Oh my God, those dreadful tie-on booms and horrible sack like sails.
How did this sport survive infancy ??
I give thanks daily for modern gear.
That gear was much quicker than modern stuff in light winds (which is what we get, most of the time), and it went upwind, and you could lend your race gear to someone else so they could become intoxicated by the sport. It's no surprise that the sport was huge.
I started in 1978, after seeing a report on the Windsurfer in a sailing mag and seeing other dinghy/yacht sailors around Middle Harbour (Sydney) getting into it. The first time I stepped on a board, the metal universal joint snapped and the edge tore into my leg - the scar is still there.
I got a board (30872, brand new at the time - I still have the sail, CB and uni) and joined the first fleet in Australia, Long Bay, which raced in front of our house on Middle Harbour.
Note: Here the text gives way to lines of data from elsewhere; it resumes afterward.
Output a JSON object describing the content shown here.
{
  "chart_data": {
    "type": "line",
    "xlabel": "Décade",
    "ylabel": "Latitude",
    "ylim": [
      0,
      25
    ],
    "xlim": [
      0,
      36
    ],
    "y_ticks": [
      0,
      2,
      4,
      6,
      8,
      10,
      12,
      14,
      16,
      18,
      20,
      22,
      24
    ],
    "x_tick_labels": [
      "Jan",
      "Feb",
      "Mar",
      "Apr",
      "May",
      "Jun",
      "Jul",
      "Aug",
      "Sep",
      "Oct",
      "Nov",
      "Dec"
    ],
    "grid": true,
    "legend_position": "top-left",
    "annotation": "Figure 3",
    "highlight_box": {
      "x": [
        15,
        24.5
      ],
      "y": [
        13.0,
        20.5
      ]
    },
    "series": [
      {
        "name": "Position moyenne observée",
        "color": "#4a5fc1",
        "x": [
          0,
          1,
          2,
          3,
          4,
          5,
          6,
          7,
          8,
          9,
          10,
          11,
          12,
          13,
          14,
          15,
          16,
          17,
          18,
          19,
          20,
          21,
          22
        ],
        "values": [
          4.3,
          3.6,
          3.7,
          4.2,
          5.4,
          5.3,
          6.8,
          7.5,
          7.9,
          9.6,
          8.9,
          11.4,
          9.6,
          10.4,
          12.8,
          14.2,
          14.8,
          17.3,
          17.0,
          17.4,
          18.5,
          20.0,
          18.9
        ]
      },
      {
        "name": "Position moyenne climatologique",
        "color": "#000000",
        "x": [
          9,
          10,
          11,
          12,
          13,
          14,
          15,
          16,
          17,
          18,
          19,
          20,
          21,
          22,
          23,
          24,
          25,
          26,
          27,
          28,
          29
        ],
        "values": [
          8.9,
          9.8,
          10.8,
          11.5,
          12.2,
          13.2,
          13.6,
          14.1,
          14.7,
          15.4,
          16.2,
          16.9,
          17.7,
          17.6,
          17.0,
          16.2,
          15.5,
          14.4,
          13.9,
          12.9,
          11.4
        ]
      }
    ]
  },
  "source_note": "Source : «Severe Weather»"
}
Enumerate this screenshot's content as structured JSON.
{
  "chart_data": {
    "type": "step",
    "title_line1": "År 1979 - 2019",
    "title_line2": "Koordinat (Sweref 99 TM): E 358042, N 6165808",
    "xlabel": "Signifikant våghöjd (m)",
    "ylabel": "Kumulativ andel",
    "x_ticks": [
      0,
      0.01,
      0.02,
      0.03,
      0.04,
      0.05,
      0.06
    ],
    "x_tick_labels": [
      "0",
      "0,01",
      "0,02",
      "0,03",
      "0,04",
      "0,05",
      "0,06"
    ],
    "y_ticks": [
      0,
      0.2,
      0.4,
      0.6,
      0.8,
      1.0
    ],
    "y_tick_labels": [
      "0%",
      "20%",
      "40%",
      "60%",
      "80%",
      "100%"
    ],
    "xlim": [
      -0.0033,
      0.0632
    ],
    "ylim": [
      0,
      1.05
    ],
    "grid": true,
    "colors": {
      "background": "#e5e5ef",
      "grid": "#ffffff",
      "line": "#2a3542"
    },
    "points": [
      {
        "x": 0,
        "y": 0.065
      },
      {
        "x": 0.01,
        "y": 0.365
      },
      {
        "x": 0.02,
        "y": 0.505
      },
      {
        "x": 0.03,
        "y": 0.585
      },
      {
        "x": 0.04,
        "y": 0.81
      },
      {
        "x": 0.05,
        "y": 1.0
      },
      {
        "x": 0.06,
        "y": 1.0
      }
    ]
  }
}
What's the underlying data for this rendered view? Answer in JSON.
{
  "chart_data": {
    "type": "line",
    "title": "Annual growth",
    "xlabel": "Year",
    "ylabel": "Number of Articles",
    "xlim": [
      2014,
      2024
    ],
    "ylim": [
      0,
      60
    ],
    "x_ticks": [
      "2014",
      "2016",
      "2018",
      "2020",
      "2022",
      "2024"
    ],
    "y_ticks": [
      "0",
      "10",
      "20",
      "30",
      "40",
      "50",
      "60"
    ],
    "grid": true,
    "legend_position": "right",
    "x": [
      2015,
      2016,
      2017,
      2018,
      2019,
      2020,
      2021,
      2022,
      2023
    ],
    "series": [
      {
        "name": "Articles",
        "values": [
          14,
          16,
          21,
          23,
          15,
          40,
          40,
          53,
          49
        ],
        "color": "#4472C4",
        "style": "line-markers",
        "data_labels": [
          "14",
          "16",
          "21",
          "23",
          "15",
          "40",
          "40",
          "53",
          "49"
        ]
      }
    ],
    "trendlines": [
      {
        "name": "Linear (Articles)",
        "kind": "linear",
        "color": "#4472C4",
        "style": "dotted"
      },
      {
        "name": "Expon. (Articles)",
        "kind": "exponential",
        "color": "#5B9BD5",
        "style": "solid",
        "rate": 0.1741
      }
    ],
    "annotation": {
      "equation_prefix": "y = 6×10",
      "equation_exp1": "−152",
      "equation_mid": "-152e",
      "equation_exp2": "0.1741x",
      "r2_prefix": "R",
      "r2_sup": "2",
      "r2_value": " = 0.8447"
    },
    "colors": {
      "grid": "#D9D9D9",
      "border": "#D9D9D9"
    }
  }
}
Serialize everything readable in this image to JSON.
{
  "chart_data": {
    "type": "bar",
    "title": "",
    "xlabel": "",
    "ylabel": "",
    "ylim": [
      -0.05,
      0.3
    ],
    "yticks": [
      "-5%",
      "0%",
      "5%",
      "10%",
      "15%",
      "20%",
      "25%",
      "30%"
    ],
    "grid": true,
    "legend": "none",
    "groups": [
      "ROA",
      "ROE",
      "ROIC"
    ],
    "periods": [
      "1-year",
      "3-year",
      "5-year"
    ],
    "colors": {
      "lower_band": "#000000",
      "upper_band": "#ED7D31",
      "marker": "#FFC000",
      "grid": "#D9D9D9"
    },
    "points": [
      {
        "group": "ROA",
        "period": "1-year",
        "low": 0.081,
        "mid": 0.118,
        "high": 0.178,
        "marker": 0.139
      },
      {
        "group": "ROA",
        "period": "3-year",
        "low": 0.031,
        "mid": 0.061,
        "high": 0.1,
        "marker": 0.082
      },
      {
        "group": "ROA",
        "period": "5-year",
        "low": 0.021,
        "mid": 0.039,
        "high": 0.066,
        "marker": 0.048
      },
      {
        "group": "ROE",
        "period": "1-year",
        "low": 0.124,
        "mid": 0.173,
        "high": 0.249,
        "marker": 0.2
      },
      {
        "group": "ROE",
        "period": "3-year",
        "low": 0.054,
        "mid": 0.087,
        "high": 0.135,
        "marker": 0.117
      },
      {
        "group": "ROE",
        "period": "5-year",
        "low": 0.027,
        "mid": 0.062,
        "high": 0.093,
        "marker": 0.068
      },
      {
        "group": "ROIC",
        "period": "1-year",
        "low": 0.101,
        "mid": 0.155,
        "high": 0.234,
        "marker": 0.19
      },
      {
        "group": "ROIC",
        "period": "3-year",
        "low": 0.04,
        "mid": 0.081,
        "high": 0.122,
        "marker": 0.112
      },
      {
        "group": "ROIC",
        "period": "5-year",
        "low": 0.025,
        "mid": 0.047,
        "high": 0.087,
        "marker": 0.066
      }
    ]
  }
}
By early 1980, we'd got onto amazingly

high-tech things like harnesses, small sails, storm centreboards, the Windsurfer Chopper (a One Design with the back cut off, extra rocker and footstraps) and the first "surf" regatta in Oz, the Wrigleys of early 1980. It was about the third wave/high wind regatta in the world, and probably the regatta that Nosinkanow saw.
I remember reading that Robby Naish and Mike Waltze were coming out for the regatta, and we were all going "wow, Robby Naish!!.... errr, who is he???"

We found out pretty damn quickly.
From there, went into Div 2 boards, Pan Am boards (Raceboards), the early slalom years, wavesailing (my first board was a surfboard from a clean-up campaign on which I tried to use a Wally rig with wooden wishbones), my own Chopper, racing in Europe, overnight camping trips sleeping under sails, and later teaching the wife and kids.
It was a fantastic time, ruined only by the trendoids who inevitably move in and the industry's attempts to cater for them, which lead to the sport disappearing up its own whatsit for many years. Thankfully, it now seems that everyone has realised that the sport must pay attention to simplicity and light winds - for example Robby Naish said in a recent interview that the real market is longboards and light winds.
The thing that I still cannot believe is that 32 years after at age 47, I'm still getting such a rush from sailing a Wally - but now many of us are doing it with our kids.